Before Kranti joined the Force, child victims of sexual abuse had to endure a journey to Edinburgh to be examined.

But through Kranti’s efforts, the essential examination equipment – the colposcope –  is now located in the Child Protection Suite in Dunfermline.

“This means that children who have suffered such a traumatic experience, can at least be seen in Dunfermline by local doctors:” Kranti explained.

What did you study?

A medical degree is the starting point for becoming an FME. Kranti’s career began in gynaecology – but after gaining a diploma in forensic medicine and medical jurisprudence – she worked as an FME for Lothian and Borders Police for over seven years.
She pursued a post-graduate degree in clinical forensic science from Glasco University in 1994, and joined the Scottish Police Service as a forensic physician in 1995.

How did you end up in such an offbeat, unconventional and interesting career?

“I am basically a gynaecologist, and later developed interest in forensic science. After my daughter grew up, I went for post-graduation. I was a bit hesitant when I started my career in police service, but officials there were very encouraging. I was very thrilled while receiving the MBE award from Queen Elizabeth,” she said.

“UK police are very open. They are more serious when there are allegations about harassment by the police. Being a doctor, I have to treat all equally, though I am a part of the police service,” she says.

How did you start ?

Dr Kranti Hiremath felt like a “rank outsider” when she moved into Lothian and Borders Police from the NHS in 1996. But she says she’s always been supported and helped in what she wanted to do.

In 2004, she became the first full-time forensic medical examiner to be employed by the police in Scotland.
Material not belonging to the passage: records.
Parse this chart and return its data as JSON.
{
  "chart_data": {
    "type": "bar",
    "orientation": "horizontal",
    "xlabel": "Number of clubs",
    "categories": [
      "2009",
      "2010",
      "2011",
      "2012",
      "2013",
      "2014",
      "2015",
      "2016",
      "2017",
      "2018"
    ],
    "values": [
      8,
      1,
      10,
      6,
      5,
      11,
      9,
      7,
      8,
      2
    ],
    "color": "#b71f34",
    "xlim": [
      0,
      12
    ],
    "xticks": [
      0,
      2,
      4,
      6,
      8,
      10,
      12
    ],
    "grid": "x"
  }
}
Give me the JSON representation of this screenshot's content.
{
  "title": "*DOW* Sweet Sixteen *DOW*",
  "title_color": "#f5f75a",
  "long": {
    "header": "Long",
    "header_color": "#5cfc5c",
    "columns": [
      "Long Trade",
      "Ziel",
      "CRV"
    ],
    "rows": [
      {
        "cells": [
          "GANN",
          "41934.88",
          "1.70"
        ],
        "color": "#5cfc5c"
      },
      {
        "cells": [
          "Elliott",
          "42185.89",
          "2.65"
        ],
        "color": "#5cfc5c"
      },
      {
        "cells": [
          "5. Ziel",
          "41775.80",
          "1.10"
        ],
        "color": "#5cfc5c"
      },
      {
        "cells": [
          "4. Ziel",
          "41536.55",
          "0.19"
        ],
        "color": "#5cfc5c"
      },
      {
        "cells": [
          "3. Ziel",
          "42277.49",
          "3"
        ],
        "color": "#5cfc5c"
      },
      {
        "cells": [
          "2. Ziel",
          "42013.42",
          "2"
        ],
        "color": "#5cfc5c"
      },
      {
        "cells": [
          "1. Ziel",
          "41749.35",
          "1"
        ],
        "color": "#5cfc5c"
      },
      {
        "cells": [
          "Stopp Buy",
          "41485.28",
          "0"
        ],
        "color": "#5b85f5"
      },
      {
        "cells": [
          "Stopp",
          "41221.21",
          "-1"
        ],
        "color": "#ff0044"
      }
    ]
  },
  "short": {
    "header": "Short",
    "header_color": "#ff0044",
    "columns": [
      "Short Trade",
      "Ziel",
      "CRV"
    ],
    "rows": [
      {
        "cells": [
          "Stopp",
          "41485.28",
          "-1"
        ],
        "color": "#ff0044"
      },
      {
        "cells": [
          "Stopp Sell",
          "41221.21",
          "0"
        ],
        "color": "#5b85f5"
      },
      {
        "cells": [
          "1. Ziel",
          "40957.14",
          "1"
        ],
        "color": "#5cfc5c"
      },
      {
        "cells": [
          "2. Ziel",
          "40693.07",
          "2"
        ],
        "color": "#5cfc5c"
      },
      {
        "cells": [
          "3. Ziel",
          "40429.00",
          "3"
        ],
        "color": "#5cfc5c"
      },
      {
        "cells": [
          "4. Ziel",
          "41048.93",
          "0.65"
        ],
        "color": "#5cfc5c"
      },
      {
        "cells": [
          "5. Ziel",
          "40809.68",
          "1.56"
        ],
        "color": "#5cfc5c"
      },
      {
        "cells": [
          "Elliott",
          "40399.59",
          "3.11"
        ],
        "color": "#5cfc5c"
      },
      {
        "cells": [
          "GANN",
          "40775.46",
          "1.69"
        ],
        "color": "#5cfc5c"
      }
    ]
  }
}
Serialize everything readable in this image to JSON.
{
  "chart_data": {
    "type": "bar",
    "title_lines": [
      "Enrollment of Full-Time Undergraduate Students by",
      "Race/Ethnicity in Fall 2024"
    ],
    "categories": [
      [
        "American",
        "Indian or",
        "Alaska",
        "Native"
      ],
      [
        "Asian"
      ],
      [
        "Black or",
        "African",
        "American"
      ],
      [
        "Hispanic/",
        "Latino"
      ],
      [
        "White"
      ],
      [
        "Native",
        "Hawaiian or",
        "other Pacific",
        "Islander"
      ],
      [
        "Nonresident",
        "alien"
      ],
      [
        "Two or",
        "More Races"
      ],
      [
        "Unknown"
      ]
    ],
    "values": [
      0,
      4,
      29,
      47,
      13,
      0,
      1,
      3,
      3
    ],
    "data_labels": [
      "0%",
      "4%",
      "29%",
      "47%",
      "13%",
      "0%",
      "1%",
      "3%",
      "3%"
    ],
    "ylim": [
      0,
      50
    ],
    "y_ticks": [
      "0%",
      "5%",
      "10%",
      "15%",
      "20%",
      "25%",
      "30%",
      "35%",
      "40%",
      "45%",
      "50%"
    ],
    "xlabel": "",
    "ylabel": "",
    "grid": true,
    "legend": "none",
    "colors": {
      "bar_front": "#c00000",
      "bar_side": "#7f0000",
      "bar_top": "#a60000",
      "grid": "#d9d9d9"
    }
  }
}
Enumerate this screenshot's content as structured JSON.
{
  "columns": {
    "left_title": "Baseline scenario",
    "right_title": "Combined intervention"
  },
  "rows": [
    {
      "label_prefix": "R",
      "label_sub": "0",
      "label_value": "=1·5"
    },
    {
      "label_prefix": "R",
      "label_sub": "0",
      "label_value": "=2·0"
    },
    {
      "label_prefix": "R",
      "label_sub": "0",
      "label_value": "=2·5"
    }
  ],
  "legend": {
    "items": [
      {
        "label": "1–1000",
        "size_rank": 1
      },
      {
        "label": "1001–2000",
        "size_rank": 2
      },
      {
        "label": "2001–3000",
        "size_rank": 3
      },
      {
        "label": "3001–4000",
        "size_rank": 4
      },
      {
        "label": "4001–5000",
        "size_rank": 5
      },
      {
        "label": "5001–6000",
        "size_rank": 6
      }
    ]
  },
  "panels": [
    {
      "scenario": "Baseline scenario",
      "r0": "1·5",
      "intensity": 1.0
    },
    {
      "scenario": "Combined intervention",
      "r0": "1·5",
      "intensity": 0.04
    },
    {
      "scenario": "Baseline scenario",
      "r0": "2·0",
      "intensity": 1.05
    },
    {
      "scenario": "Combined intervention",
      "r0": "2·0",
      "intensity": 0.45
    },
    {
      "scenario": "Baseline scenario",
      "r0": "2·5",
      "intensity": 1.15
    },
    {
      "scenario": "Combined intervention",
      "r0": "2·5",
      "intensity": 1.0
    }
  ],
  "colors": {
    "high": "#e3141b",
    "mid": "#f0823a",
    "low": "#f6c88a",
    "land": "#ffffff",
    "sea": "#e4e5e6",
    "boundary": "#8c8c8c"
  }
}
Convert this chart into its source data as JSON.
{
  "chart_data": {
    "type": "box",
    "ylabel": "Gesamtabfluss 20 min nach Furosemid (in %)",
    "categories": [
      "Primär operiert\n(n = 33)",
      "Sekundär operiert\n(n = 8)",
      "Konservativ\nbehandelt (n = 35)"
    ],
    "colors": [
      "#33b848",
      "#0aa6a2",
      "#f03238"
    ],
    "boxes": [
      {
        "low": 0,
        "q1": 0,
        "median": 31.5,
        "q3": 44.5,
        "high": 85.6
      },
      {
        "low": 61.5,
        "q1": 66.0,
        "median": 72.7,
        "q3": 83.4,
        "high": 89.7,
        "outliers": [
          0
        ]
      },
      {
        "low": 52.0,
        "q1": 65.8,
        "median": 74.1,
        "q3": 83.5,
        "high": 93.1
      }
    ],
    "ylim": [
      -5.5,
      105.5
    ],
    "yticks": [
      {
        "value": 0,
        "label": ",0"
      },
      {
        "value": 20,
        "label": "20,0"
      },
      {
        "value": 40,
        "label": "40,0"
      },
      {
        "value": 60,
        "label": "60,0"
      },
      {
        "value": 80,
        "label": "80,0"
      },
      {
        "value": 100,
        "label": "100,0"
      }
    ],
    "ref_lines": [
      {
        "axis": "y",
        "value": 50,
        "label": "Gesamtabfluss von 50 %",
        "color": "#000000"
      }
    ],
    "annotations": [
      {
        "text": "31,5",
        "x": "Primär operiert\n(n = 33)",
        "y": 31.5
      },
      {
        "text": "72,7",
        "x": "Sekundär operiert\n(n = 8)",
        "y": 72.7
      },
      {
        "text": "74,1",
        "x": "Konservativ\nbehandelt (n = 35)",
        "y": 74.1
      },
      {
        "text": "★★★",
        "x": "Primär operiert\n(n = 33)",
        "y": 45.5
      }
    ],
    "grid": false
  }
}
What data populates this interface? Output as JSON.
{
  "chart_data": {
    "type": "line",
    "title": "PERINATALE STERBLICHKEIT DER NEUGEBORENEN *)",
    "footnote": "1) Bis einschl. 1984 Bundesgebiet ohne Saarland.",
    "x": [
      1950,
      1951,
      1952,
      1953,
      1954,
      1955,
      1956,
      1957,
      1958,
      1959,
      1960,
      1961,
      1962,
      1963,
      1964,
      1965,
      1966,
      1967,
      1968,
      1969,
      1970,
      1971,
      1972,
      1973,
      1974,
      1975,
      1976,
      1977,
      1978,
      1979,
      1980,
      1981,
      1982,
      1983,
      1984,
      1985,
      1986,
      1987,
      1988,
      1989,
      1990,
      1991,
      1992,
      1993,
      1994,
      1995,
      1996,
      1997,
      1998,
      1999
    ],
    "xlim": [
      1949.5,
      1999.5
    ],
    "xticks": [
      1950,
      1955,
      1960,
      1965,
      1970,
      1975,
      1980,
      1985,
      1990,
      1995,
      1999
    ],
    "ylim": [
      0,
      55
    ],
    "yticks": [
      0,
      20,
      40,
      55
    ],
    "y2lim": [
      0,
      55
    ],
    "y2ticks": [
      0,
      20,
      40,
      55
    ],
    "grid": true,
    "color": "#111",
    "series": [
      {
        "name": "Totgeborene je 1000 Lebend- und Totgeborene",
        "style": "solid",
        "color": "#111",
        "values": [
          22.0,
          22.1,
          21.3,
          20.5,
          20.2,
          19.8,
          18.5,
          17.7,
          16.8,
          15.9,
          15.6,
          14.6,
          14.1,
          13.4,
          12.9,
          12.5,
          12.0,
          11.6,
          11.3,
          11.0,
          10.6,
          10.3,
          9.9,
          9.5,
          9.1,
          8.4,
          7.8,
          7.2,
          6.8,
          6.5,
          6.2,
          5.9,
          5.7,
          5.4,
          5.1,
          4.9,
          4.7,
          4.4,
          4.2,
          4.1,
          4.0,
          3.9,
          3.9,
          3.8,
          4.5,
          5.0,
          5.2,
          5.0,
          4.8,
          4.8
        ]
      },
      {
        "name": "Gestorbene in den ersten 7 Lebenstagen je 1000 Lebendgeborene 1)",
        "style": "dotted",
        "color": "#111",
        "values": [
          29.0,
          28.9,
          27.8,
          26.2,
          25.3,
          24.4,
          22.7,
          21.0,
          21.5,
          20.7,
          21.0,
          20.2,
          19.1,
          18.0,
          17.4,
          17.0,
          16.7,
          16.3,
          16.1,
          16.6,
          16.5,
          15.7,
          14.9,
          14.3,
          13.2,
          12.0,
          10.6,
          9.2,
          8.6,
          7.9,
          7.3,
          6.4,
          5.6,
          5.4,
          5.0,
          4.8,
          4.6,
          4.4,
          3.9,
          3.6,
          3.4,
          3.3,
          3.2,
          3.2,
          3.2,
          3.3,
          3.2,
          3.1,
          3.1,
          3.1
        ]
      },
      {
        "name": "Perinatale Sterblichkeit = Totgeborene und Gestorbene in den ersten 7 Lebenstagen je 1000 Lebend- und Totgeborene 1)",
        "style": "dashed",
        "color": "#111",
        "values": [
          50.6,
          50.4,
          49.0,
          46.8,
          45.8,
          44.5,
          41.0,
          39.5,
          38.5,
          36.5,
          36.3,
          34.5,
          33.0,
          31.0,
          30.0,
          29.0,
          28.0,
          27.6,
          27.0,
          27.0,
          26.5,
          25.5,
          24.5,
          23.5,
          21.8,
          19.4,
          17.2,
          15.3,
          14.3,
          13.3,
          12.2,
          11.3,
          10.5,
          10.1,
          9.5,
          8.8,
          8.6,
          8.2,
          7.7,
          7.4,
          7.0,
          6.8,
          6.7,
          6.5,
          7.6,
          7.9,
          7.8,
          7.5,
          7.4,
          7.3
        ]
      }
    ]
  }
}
Apart from her duties for the force, she has been invovled in the Sexual Offences review and contributed to training given to prosecutors.

“The police have encouraged me to go on lots of different courses, which has helped me develop the field of the forensic medical service,” she says.

Kranti obtained her postgraduate qualifications while working full-time, and was responsible for initiating the training of medical aspects of custodies for police officers and staff.

She feels that because the police are a 24-hour emergency service, there is no easy answer for women with childcare responsibilities who want to develop within the forensic medical service.

“It would be great to have more women doctors coming in,” she says. “It’s very difficult because lots of women have children, and they need to have flexibility, but lots of bad things happen 24/7, so we need women willing to work those hours.”

“From the police point of view, if they have someone in custody and they have a six-hour detention, someone needs to be seen in that time so they can progress with their enquiries, so we can’t say we don’t have anyone there.

“I think having more staff would be a better option.”